Center for Applied Neuroscience


Project: Bilingualism and Bi-dialectalism

Acronym: NeuroBid

There is a widespread impression in Western societies that monolingualism is the norm, but in fact most people function in multilingual and/or bi-dialectal settings. In Europe, an EU Commission report in 2012 indicated that 54% of the population can functionally use a second language and a quarter is able to speak more than two. Equally, the European sociolinguistic landscape suggests that bi-dialectals –that is, speakers of two closely related linguistic varieties, known as dialects- exist across Europe (e.g. in Belgium with speakers of West Flemish and Dutch, and in Switzerland with speakers of High and Swiss German). Recently, research on the cognitive effects of bilingualism has seen a steep increase, reflecting an awareness that findings with monolinguals do not apply to a substantial portion of the world population and that the mind and brain possibly function differently in bilinguals. Relative to bilingualism, however, bi-dialectalism has so far received little research attention (at least from a comparative perspective that contrasts bi-dialectals’ neuro-cognitive profile to that of monolinguals and bilinguals).

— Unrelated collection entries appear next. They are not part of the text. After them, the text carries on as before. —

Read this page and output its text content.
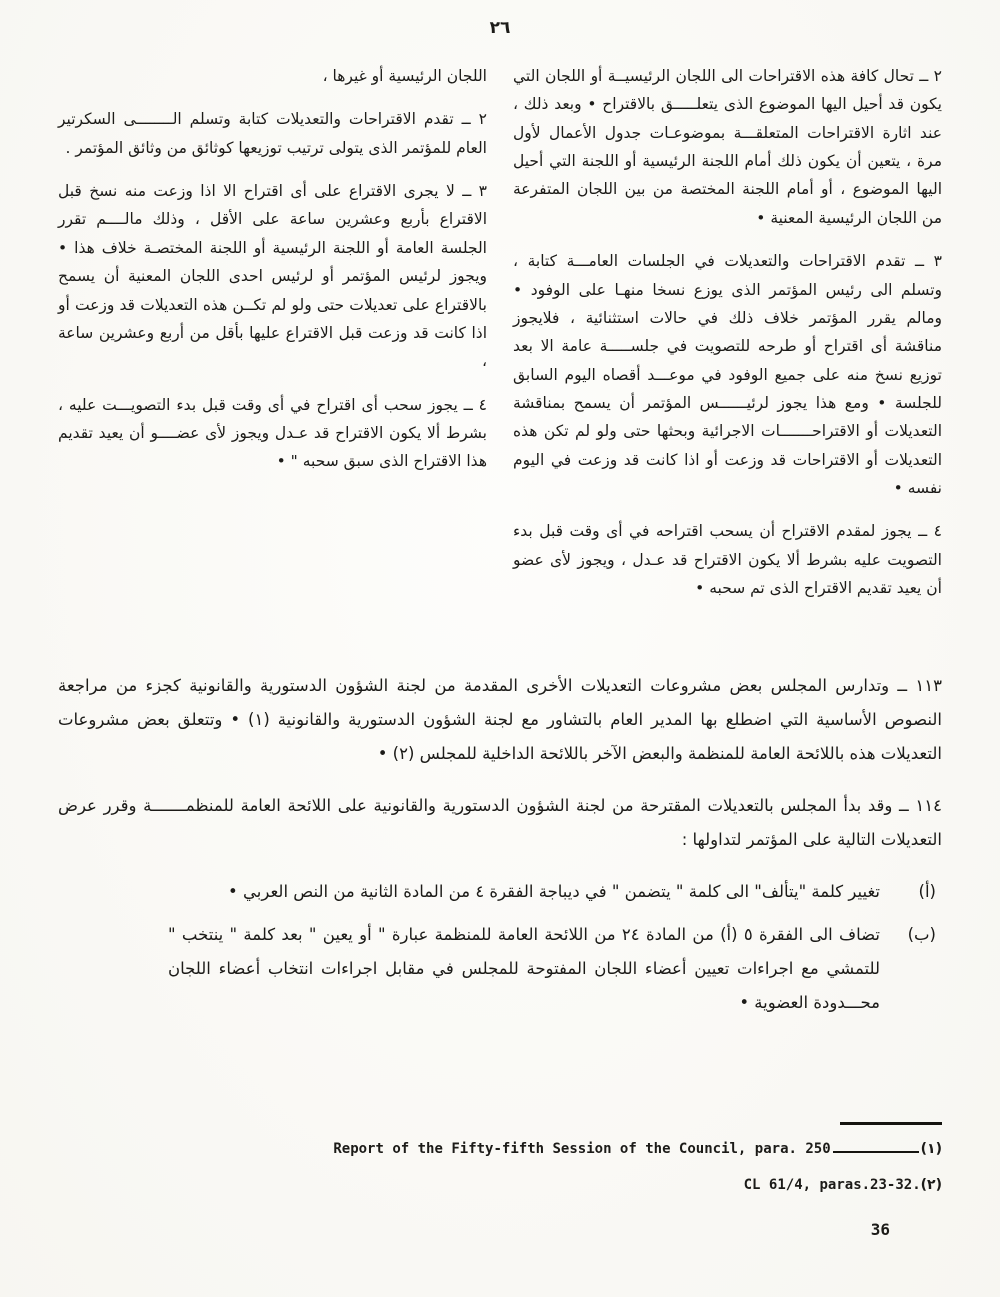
٢٦

٢ ــ تحال كافة هذه الاقتراحات الى اللجان الرئيسيــة أو اللجان التي يكون قد أحيل اليها الموضوع الذى يتعلـــــق بالاقتراح • وبعد ذلك ، عند اثارة الاقتراحات المتعلقـــة بموضوعـات جدول الأعمال لأول مرة ، يتعين أن يكون ذلك أمام اللجنة الرئيسية أو اللجنة التي أحيل اليها الموضوع ، أو أمام اللجنة المختصة من بين اللجان المتفرعة من اللجان الرئيسية المعنية •

٣ ــ تقدم الاقتراحات والتعديلات في الجلسات العامـــة كتابة ، وتسلم الى رئيس المؤتمر الذى يوزع نسخا منهـا على الوفود • ومالم يقرر المؤتمر خلاف ذلك في حالات استثنائية ، فلايجوز مناقشة أى اقتراح أو طرحه للتصويت في جلســـــة عامة الا بعد توزيع نسخ منه على جميع الوفود في موعـــد أقصاه اليوم السابق للجلسة • ومع هذا يجوز لرئيــــــس المؤتمر أن يسمح بمناقشة التعديلات أو الاقتراحـــــــات الاجرائية وبحثها حتى ولو لم تكن هذه التعديلات أو الاقتراحات قد وزعت أو اذا كانت قد وزعت في اليوم نفسه •

٤ ــ يجوز لمقدم الاقتراح أن يسحب اقتراحه في أى وقت قبل بدء التصويت عليه بشرط ألا يكون الاقتراح قد عـدل ، ويجوز لأى عضو أن يعيد تقديم الاقتراح الذى تم سحبه •

اللجان الرئيسية أو غيرها ،

٢ ــ تقدم الاقتراحات والتعديلات كتابة وتسلم الــــــــى السكرتير العام للمؤتمر الذى يتولى ترتيب توزيعها كوثائق من وثائق المؤتمر .

٣ ــ لا يجرى الاقتراع على أى اقتراح الا اذا وزعت منه نسخ قبل الاقتراع بأربع وعشرين ساعة على الأقل ، وذلك مالــــم تقرر الجلسة العامة أو اللجنة الرئيسية أو اللجنة المختصـة خلاف هذا • ويجوز لرئيس المؤتمر أو لرئيس احدى اللجان المعنية أن يسمح بالاقتراع على تعديلات حتى ولو لم تكــن هذه التعديلات قد وزعت أو اذا كانت قد وزعت قبل الاقتراع عليها بأقل من أربع وعشرين ساعة ،

٤ ــ يجوز سحب أى اقتراح في أى وقت قبل بدء التصويـــت عليه ، بشرط ألا يكون الاقتراح قد عـدل ويجوز لأى عضــــو أن يعيد تقديم هذا الاقتراح الذى سبق سحبه " •

١١٣ ــ وتدارس المجلس بعض مشروعات التعديلات الأخرى المقدمة من لجنة الشؤون الدستورية والقانونية كجزء من مراجعة النصوص الأساسية التي اضطلع بها المدير العام بالتشاور مع لجنة الشؤون الدستورية والقانونية (١) • وتتعلق بعض مشروعات التعديلات هذه باللائحة العامة للمنظمة والبعض الآخر باللائحة الداخلية للمجلس (٢) •

١١٤ ــ وقد بدأ المجلس بالتعديلات المقترحة من لجنة الشؤون الدستورية والقانونية على اللائحة العامة للمنظمـــــــة وقرر عرض التعديلات التالية على المؤتمر لتداولها :

(أ)
تغيير كلمة "يتألف" الى كلمة " يتضمن " في ديباجة الفقرة ٤ من المادة الثانية من النص العربي •
(ب)
تضاف الى الفقرة ٥ (أ) من المادة ٢٤ من اللائحة العامة للمنظمة عبارة " أو يعين " بعد كلمة " ينتخب " للتمشي مع اجراءات تعيين أعضاء اللجان المفتوحة للمجلس في مقابل اجراءات انتخاب أعضاء اللجان محـــدودة العضوية •
Report of the Fifty-fifth Session of the Council, para. 250	(١)
CL 61/4, paras.23-32.(٢)
36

The two-year project NeuroBid led by Dr.Kyriacos Antoniou in collaboration with As.Prof. Georgios Spanoudes, is the first research study to focus on bi-dialectalism by taking a comparative perspective and by comprehensively examining a specific cognitive system, executive control, at both the neural and the cognitive level. It aims to achieve this goal by comparing bilinguals’ and bi-dialectals’ cognitive functioning to that of monolinguals using both behavioural (accuracy scores, reaction times) and psychophysiological (Event-Related Potentials) measures. Τhis way, Neurobid will contribute to a better understanding of bi-dialectalism and will also answer important questions in the cognitive research on bilingualism (e.g. whether the language similarity between bilinguals’ languages modulates the cognitive effects of bilingualism and which aspects of the executive control system, if any, are affected by bilingualism).

The project started in March 2018 and is supported financially by the European Union’s Framework Programme, Horizon 2020 with a Marie Skłodowska-Curie Individual Fellowship.